I find myself in a constant state of flux — feeling both the, “It’s fine. I don’t need anything, thank you so much. You’re so sweet.” And the flames shooting out of the side of my head.
Watching Elizabeth Warren take Bloomberg to task was one of the most liberating things I have ever had cause to see. I’m sure Warren is a real sweetheart when ordering a tea but get in the way of her and someone’s rights and you’re in trouble. There she is, the best listener on the block, a model of feminine compassion — but not everyone deserves her kindness. Some deserve her fire. Just as some deserve mine.
I have to figure out how to find that pathway — how to be as courteous as I want to be and knock heads when it’s time to knock heads.

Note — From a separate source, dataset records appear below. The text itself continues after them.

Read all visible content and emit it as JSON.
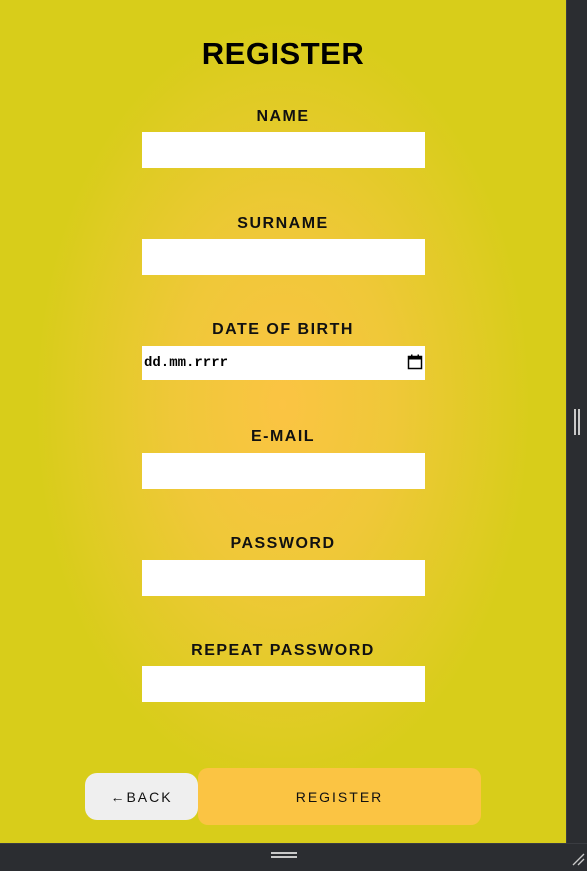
{
  "form": {
    "title": "REGISTER",
    "fields": [
      {
        "label": "NAME",
        "value": ""
      },
      {
        "label": "SURNAME",
        "value": ""
      },
      {
        "label": "DATE OF BIRTH",
        "placeholder": "dd.mm.rrrr",
        "icon": "calendar-icon"
      },
      {
        "label": "E-MAIL",
        "value": ""
      },
      {
        "label": "PASSWORD",
        "value": ""
      },
      {
        "label": "REPEAT PASSWORD",
        "value": ""
      }
    ],
    "back_label": "←BACK",
    "register_label": "REGISTER"
  },
  "colors": {
    "background": "#d8cd1a",
    "background_center": "#fbc443",
    "register_button": "#fbc443",
    "back_button": "#efefef",
    "frame": "#2b2d31"
  }
}
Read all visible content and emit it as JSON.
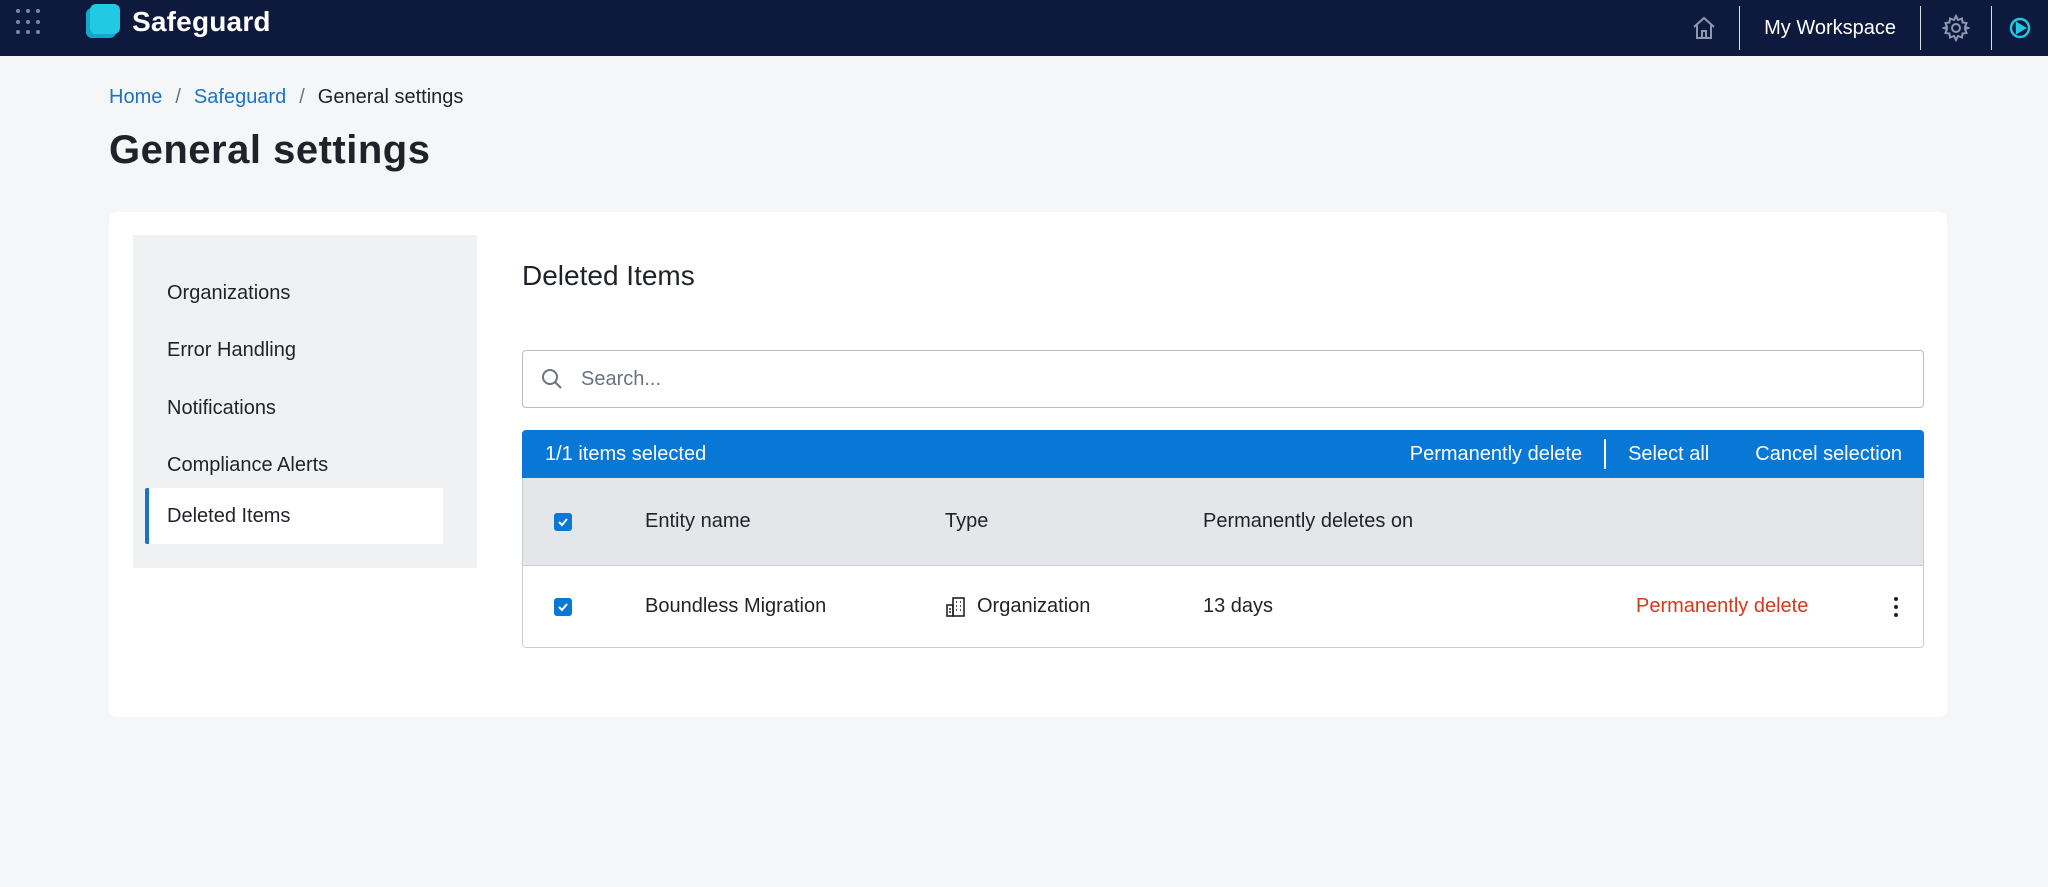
{
  "app": {
    "brand": "Safeguard",
    "workspace_label": "My Workspace",
    "icons": [
      "apps-grid-icon",
      "logo-icon",
      "home-icon",
      "gear-icon",
      "product-switch-icon"
    ],
    "colors": {
      "topbar": "#0e1a3d",
      "accent": "#0877d6",
      "logo": "#22c9e3",
      "danger": "#d0391c"
    }
  },
  "breadcrumb": {
    "items": [
      {
        "label": "Home"
      },
      {
        "label": "Safeguard"
      },
      {
        "label": "General settings"
      }
    ],
    "separator": "/"
  },
  "page": {
    "title": "General settings"
  },
  "sidebar": {
    "items": [
      {
        "label": "Organizations"
      },
      {
        "label": "Error Handling"
      },
      {
        "label": "Notifications"
      },
      {
        "label": "Compliance Alerts"
      },
      {
        "label": "Deleted Items"
      }
    ],
    "active": "Deleted Items"
  },
  "main": {
    "section_title": "Deleted Items",
    "search": {
      "placeholder": "Search...",
      "value": ""
    },
    "selection_bar": {
      "count_text": "1/1 items selected",
      "actions": [
        "Permanently delete",
        "Select all",
        "Cancel selection"
      ]
    },
    "table": {
      "headers": [
        "Entity name",
        "Type",
        "Permanently deletes on"
      ],
      "header_checkbox_checked": true,
      "rows": [
        {
          "checked": true,
          "entity_name": "Boundless Migration",
          "type": "Organization",
          "type_icon": "building-icon",
          "deletes_on": "13 days",
          "action": "Permanently delete"
        }
      ]
    }
  }
}
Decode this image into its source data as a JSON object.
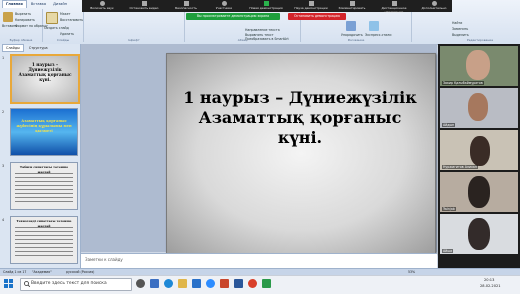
{
  "ribbon": {
    "tabs": [
      "Главная",
      "Вставка",
      "Дизайн"
    ],
    "clipboard": {
      "label": "Буфер обмена",
      "paste": "Вставить",
      "cut": "Вырезать",
      "copy": "Копировать",
      "format": "Формат по образцу"
    },
    "slides": {
      "label": "Слайды",
      "create": "Создать слайд",
      "layout": "Макет",
      "reset": "Восстановить",
      "delete": "Удалить"
    },
    "font": {
      "label": "Шрифт"
    },
    "paragraph": {
      "label": "Абзац",
      "text_dir": "Направление текста",
      "align": "Выровнять текст",
      "smartart": "Преобразовать в SmartArt"
    },
    "drawing": {
      "label": "Рисование",
      "arrange": "Упорядочить",
      "styles": "Экспресс-стили"
    },
    "editing": {
      "label": "Редактирование",
      "find": "Найти",
      "replace": "Заменить",
      "select": "Выделить"
    }
  },
  "zoom": {
    "buttons": [
      "Включить звук",
      "Остановить видео",
      "Безопасность",
      "Участники",
      "Новая демонстрация",
      "Пауза демонстрации",
      "Комментировать",
      "Дистанционное управление",
      "Дополнительно"
    ],
    "green_banner": "Вы просматриваете демонстрацию экрана",
    "red_banner": "Остановить демонстрацию"
  },
  "leftpane": {
    "tabs": [
      "Слайды",
      "Структура"
    ],
    "thumbs": [
      {
        "num": "1",
        "text": "1 наурыз – Дүниежүзілік Азаматтық қорғаныс күні."
      },
      {
        "num": "2",
        "text": "Азаматтық қорғаныс жүйесінің құрылымы мен қызметі"
      },
      {
        "num": "3",
        "text": "Табиғи сипаттағы төтенше жағдай"
      },
      {
        "num": "4",
        "text": "Техногенді сипаттағы төтенше жағдай"
      }
    ]
  },
  "slide": {
    "title": "1 наурыз – Дүниежүзілік Азаматтық қорғаныс күні."
  },
  "notes": {
    "placeholder": "Заметки к слайду"
  },
  "video": {
    "participants": [
      "Закир Қалыбаймұратов",
      "Айдын",
      "Нуржигитов Алихан",
      "Twinjab",
      "Айша"
    ]
  },
  "status": {
    "slide": "Слайд 1 из 17",
    "theme": "\"Академия\"",
    "lang": "русский (Россия)",
    "zoom": "53%"
  },
  "taskbar": {
    "search": "Введите здесь текст для поиска",
    "time": "20:13",
    "date": "28.02.2021"
  }
}
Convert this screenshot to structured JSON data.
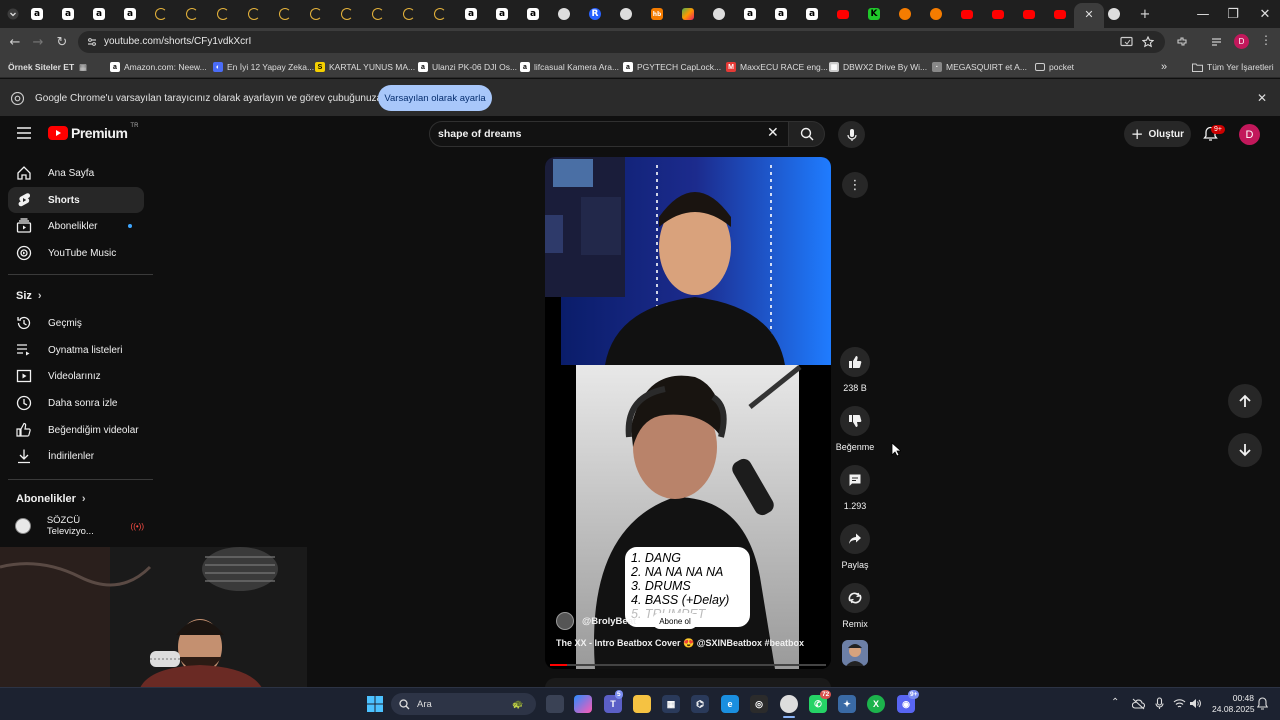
{
  "browser": {
    "url": "youtube.com/shorts/CFy1vdkXcrI",
    "tab_favicons": [
      "a",
      "a",
      "a",
      "a",
      "loading",
      "loading",
      "loading",
      "loading",
      "loading",
      "loading",
      "loading",
      "loading",
      "loading",
      "loading",
      "a",
      "a",
      "a",
      "chrome",
      "R",
      "chrome",
      "hb",
      "3d",
      "chrome",
      "a",
      "a",
      "a",
      "yt",
      "K",
      "circle",
      "circle",
      "yt",
      "yt",
      "yt",
      "yt"
    ],
    "window_controls": {
      "minimize": "—",
      "maximize": "❐",
      "close": "✕",
      "new_tab": "+"
    },
    "bookmarks": [
      {
        "label": "Örnek Siteler ET",
        "icon": "",
        "color": "#3c3c3c"
      },
      {
        "label": "Amazon.com: Neew...",
        "icon": "a",
        "color": "#ffffff"
      },
      {
        "label": "En İyi 12 Yapay Zeka...",
        "icon": "◐",
        "color": "#4a6cf7"
      },
      {
        "label": "KARTAL YUNUS MA...",
        "icon": "S",
        "color": "#f5d000"
      },
      {
        "label": "Ulanzi PK-06 DJI Os...",
        "icon": "a",
        "color": "#ffffff"
      },
      {
        "label": "lifcasual Kamera Ara...",
        "icon": "a",
        "color": "#ffffff"
      },
      {
        "label": "PGYTECH CapLock...",
        "icon": "a",
        "color": "#ffffff"
      },
      {
        "label": "MaxxECU RACE eng...",
        "icon": "M",
        "color": "#e53935"
      },
      {
        "label": "DBWX2 Drive By Wi...",
        "icon": "▦",
        "color": "#cccccc"
      },
      {
        "label": "MEGASQUIRT et A...",
        "icon": "·",
        "color": "#888888"
      },
      {
        "label": "pocket",
        "icon": "folder",
        "color": "#cccccc"
      }
    ],
    "bookmarks_more": "»",
    "all_bookmarks": "Tüm Yer İşaretleri",
    "infobar": {
      "text": "Google Chrome'u varsayılan tarayıcınız olarak ayarlayın ve görev çubuğunuza sabitleyin",
      "button": "Varsayılan olarak ayarla"
    },
    "profile_initial": "D"
  },
  "youtube": {
    "logo_text": "Premium",
    "logo_badge": "TR",
    "search": {
      "value": "shape of dreams"
    },
    "create_label": "Oluştur",
    "notifications_badge": "9+",
    "avatar_initial": "D",
    "sidebar": {
      "main": [
        {
          "label": "Ana Sayfa",
          "icon": "home"
        },
        {
          "label": "Shorts",
          "icon": "shorts",
          "active": true
        },
        {
          "label": "Abonelikler",
          "icon": "subscriptions",
          "dot": true
        },
        {
          "label": "YouTube Music",
          "icon": "music"
        }
      ],
      "you_heading": "Siz",
      "you": [
        {
          "label": "Geçmiş",
          "icon": "history"
        },
        {
          "label": "Oynatma listeleri",
          "icon": "playlists"
        },
        {
          "label": "Videolarınız",
          "icon": "your-videos"
        },
        {
          "label": "Daha sonra izle",
          "icon": "watch-later"
        },
        {
          "label": "Beğendiğim videolar",
          "icon": "liked"
        },
        {
          "label": "İndirilenler",
          "icon": "downloads"
        }
      ],
      "subs_heading": "Abonelikler",
      "subs": [
        {
          "label": "SÖZCÜ Televizyo...",
          "avatar": "sözcü",
          "live": true
        }
      ]
    },
    "short": {
      "channel": "@BrolyBeat",
      "subscribe": "Abone ol",
      "title": "The XX - Intro Beatbox Cover 😍 @SXINBeatbox #beatbox",
      "overlay_list": [
        "1. DANG",
        "2. NA NA NA NA",
        "3. DRUMS",
        "4. BASS (+Delay)",
        "5. TRUMPET"
      ],
      "actions": {
        "like": "238 B",
        "dislike": "Beğenme",
        "comments": "1.293",
        "share": "Paylaş",
        "remix": "Remix"
      }
    }
  },
  "taskbar": {
    "search": "Ara",
    "time": "00:48",
    "date": "24.08.2025",
    "badges": {
      "teams": "5",
      "whatsapp": "72",
      "discord": "9+"
    }
  }
}
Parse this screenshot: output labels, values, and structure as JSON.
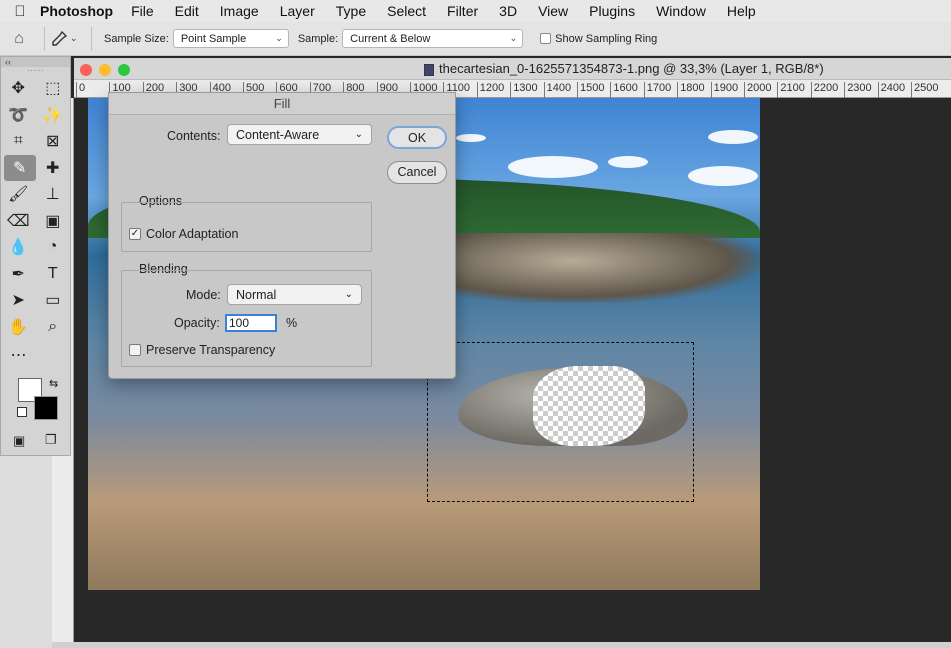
{
  "menubar": {
    "app_name": "Photoshop",
    "items": [
      "File",
      "Edit",
      "Image",
      "Layer",
      "Type",
      "Select",
      "Filter",
      "3D",
      "View",
      "Plugins",
      "Window",
      "Help"
    ]
  },
  "options_bar": {
    "sample_size_label": "Sample Size:",
    "sample_size_value": "Point Sample",
    "sample_label": "Sample:",
    "sample_value": "Current & Below",
    "sampling_ring_label": "Show Sampling Ring",
    "sampling_ring_checked": false
  },
  "document": {
    "title": "thecartesian_0-1625571354873-1.png @ 33,3% (Layer 1, RGB/8*)"
  },
  "ruler": {
    "ticks": [
      "0",
      "100",
      "200",
      "300",
      "400",
      "500",
      "600",
      "700",
      "800",
      "900",
      "1000",
      "1100",
      "1200",
      "1300",
      "1400",
      "1500",
      "1600",
      "1700",
      "1800",
      "1900",
      "2000",
      "2100",
      "2200",
      "2300",
      "2400",
      "2500"
    ]
  },
  "tools_panel": {
    "collapse_glyph": "‹‹",
    "tools": [
      [
        "move-tool",
        "marquee-tool"
      ],
      [
        "lasso-tool",
        "magic-wand-tool"
      ],
      [
        "crop-tool",
        "frame-tool"
      ],
      [
        "eyedropper-tool",
        "healing-brush-tool"
      ],
      [
        "brush-tool",
        "clone-stamp-tool"
      ],
      [
        "eraser-tool",
        "gradient-tool"
      ],
      [
        "blur-tool",
        "dodge-tool"
      ],
      [
        "pen-tool",
        "type-tool"
      ],
      [
        "path-selection-tool",
        "rectangle-tool"
      ],
      [
        "hand-tool",
        "zoom-tool"
      ]
    ],
    "active_tool": "eyedropper-tool",
    "foreground_color": "#ffffff",
    "background_color": "#000000"
  },
  "fill_dialog": {
    "title": "Fill",
    "contents_label": "Contents:",
    "contents_value": "Content-Aware",
    "ok_label": "OK",
    "cancel_label": "Cancel",
    "options_title": "Options",
    "color_adaptation_label": "Color Adaptation",
    "color_adaptation_checked": true,
    "blending_title": "Blending",
    "mode_label": "Mode:",
    "mode_value": "Normal",
    "opacity_label": "Opacity:",
    "opacity_value": "100",
    "opacity_unit": "%",
    "preserve_transparency_label": "Preserve Transparency",
    "preserve_transparency_checked": false
  },
  "colors": {
    "workspace": "#282828",
    "accent_focus": "#3b82d6",
    "traffic_close": "#fe5f57",
    "traffic_min": "#febc2e",
    "traffic_max": "#28c840"
  }
}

I find, having never really learned how to channel my anger, I tend to toggle back and forth between fury and accommodation and I don’t always get the settings right. Sometimes I automatically accommodate someone and then suddenly realize that they were not worthy of my accommodation. That makes me mad but it’s not nearly as tricky as the moments where I’m more aggressive than I meant to be. Those are harder to forgive myself for — because the niceness is the baseline and deviations are disruptive, not just to the person I am not nice to, but to me — because niceness is my baseline. But as the reality of possibility of change in the world sets in, as I realize how unlikely it is that we’ll see any gender parity in so many arenas, or economic justice, my baseline starts to shift. I feel less and less uncomfortable with not being nice and more and more ready for wave making change.
We tried asking nicely. We tried incremental change. We tried pointing things out in calm, bright, friendly voices and writing polite well reasoned articles. It got us next to nothing. Those in power will not release their hold on it until we wrest it from their cold dead hands, I guess. Maybe it’ll be the guillotine that gets them. Or just their own venality. There are five million ways to kill a CEO.